E proprio sui custodi si possono ricavare informazioni molto importanti, a volte perfino curiose.

Ci si imbatte così nel quadro dei servizi di Davide Bagnoli, «sotto-capo guardiano» del carcere, nato a Savignano il 16 aprile 1825, sposato, con due figli e nominato custode nel 1845, poi confermato nel 1861.

Nel suo stato di servizio si legge che egli «è idoneo a svolgere l’ufficio presso le Carceri mandamentali», anche in ragione della pratica acquisita in circa un ventennio. Di indole e carattere pacifico, tuttavia «non si può nascondere che qualche volta abusi alquanto del vino», ma mai al punto da renderlo incapace al servizio. Di ottima salute, è abile a mantenere una certa disciplina nei carcerati, li tratta con molta carità ed è fedele.

Di diverso avviso era invece il Sottoprefetto di Rimini, che in una lettera inviata al Sindaco nel maggio 1864 si diceva preoccupato per l’evasione di alcuni detenuti avvenuta il mese precedente. Da alcune indagini infatti si era potuto verificare che «il medesimo, o per il troppo abusare del vino, o per gli acciacchi di salute si era ridotto già da qualche tempo inabile a fungere con quella attività». Il Regolamento in vigore richiedeva una certa solerzia ed energia e si era potuto constatare che il Bagnoli, proprio in virtù della sua «incapacità al servizio affidava totalmente le sue attribuzioni ad un fratello, che a bella posta, senza alcuna nomina governativa, teneva presso di sé nello Stabilimento carcerario», e che ignorando le grandi responsabilità che gli erano attribuite «usava tanta famigliarità coi detenuti fin da portarli seco lui a passeggio per le pubbliche vie del Paese»!

Per questi motivi Bagnoli fu sospeso e sostituito provvisoriamente da un nuovo guardiano, Vincenzo Lupacchini, nominato nel 1864.

Su di lui poco sappiamo, se non che ricoprì il ruolo di guardiano per circa un ventennio. Le uniche notizie rinvenute nei documenti dell’Archivio comunale riguardano alcuni episodi comunque interessanti.

Nel primo, avvenuto ad un mese dalla sua nomina, il Sottoprefetto di Rimini risponde ad una richiesta avanzata circa l’armamento del custode e l’esito è negativo: infatti, in base alle disposizioni allora vigenti, il personale di custodia delle semplici carceri mandamentali non aveva nemmeno l’obbligo di indossare l’uniforme, mentre «per il loro isolamento l’arma non può essere di vera utilità».

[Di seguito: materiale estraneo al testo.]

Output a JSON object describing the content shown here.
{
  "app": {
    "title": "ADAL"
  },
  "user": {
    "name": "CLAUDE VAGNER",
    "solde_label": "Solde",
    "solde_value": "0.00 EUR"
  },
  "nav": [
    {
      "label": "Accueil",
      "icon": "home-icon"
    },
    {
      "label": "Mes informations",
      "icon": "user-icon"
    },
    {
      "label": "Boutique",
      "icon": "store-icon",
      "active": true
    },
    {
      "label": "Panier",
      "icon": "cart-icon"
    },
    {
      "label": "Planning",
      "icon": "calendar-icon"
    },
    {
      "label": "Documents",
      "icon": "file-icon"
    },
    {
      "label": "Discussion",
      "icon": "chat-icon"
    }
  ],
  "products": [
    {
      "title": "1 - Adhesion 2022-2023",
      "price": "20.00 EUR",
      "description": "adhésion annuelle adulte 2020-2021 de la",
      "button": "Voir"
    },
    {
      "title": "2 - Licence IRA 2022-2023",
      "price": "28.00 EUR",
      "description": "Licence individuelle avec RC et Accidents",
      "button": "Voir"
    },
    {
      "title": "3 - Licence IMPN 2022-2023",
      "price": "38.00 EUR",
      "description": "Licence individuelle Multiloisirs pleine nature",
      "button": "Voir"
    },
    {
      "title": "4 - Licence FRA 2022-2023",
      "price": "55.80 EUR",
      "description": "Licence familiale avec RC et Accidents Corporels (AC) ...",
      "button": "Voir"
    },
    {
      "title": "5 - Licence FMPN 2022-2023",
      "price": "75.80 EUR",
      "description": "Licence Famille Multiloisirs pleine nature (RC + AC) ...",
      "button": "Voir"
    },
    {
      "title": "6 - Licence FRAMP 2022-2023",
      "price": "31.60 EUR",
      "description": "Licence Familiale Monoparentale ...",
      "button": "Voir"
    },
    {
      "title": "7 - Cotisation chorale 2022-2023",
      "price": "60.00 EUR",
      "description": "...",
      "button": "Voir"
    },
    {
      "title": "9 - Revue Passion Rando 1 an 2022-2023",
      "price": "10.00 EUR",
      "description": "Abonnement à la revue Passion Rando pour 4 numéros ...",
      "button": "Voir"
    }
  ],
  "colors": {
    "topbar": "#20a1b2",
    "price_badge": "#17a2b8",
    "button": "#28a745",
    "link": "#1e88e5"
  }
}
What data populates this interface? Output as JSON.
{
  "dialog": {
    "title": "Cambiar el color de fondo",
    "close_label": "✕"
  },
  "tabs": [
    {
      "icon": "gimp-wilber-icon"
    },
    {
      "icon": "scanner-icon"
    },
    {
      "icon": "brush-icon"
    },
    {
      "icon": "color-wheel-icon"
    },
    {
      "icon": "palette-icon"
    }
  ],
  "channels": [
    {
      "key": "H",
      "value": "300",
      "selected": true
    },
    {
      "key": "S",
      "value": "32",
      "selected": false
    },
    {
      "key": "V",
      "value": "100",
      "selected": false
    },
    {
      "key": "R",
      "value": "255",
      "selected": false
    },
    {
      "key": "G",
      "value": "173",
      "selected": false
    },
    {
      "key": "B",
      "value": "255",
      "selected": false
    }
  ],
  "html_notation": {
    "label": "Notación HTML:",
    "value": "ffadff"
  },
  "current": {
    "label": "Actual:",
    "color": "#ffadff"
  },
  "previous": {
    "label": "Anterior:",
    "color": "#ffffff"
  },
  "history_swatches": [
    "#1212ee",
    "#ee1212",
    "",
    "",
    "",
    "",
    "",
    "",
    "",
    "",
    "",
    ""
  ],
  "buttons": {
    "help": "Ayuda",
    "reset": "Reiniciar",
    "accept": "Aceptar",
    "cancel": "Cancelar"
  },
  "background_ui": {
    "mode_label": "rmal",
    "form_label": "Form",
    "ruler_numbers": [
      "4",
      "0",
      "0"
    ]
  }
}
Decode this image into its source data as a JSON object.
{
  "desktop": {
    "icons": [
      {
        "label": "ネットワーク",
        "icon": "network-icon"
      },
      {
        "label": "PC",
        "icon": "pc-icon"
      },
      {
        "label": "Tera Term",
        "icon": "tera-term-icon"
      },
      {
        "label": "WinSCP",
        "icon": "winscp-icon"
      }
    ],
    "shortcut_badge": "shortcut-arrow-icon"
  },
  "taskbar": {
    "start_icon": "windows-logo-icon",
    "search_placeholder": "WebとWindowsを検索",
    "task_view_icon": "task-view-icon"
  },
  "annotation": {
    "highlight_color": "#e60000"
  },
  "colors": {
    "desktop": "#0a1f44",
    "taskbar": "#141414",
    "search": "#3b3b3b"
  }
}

L’anno seguente invece ritroviamo Lupacchini a presentare una nuova istanza al Ministero dell’Interno, per ottenere una integrazione al proprio stipendio. Motivo della richiesta: sua moglie lo aiutava come guardiana delle carcerate. Anche in questo caso la domanda viene rigettata, poiché «le paghe attribuite agli agenti di custodia delle carceri, escludono ogni altra straordinaria gratificazione per qualsiasi titolo». Inoltre «se la moglie di esso presta assistenza alle donne detenute è ben compensata di tale opera col goduto alloggio nel locale delle prigioni per la condizione del marito». Le nuove disposizioni sulle carceri infatti contemplavano la nomina di agenti ammogliati, proprio per consentire un risparmio sulla custodia delle detenute.

Ancora, nel 1865 Lupacchini fa rapporto al «Nobil Uomo Sig. Conte Antonio Baldini Sindaco di Santarcangelo» (il nonno dell’omonimo noto scrittore), per avvisarlo che dalla inferriata rivolta verso le mura del gioco al pallone si possono «passare armi ai detenuti, come ancora qualche altro ordigno che potrebbe servirsene per mio danno». La soluzione proposta è quella di chiudere con dei mattoni l’inferriata in questione, per evitare di trovarsi «compromesso» verso i superiori e soprattutto della propria vita. Non abbiamo la risposta del Sindaco, ma immaginiamo che fosse stata positiva in quanto una annotazione dell’ing. comunale Zavagli conferma quanto esposto dal guardiano. 

Fonte: Archivio storico comunale di Santarcangelo di Romagna, Biblioteca “Antonio Baldini”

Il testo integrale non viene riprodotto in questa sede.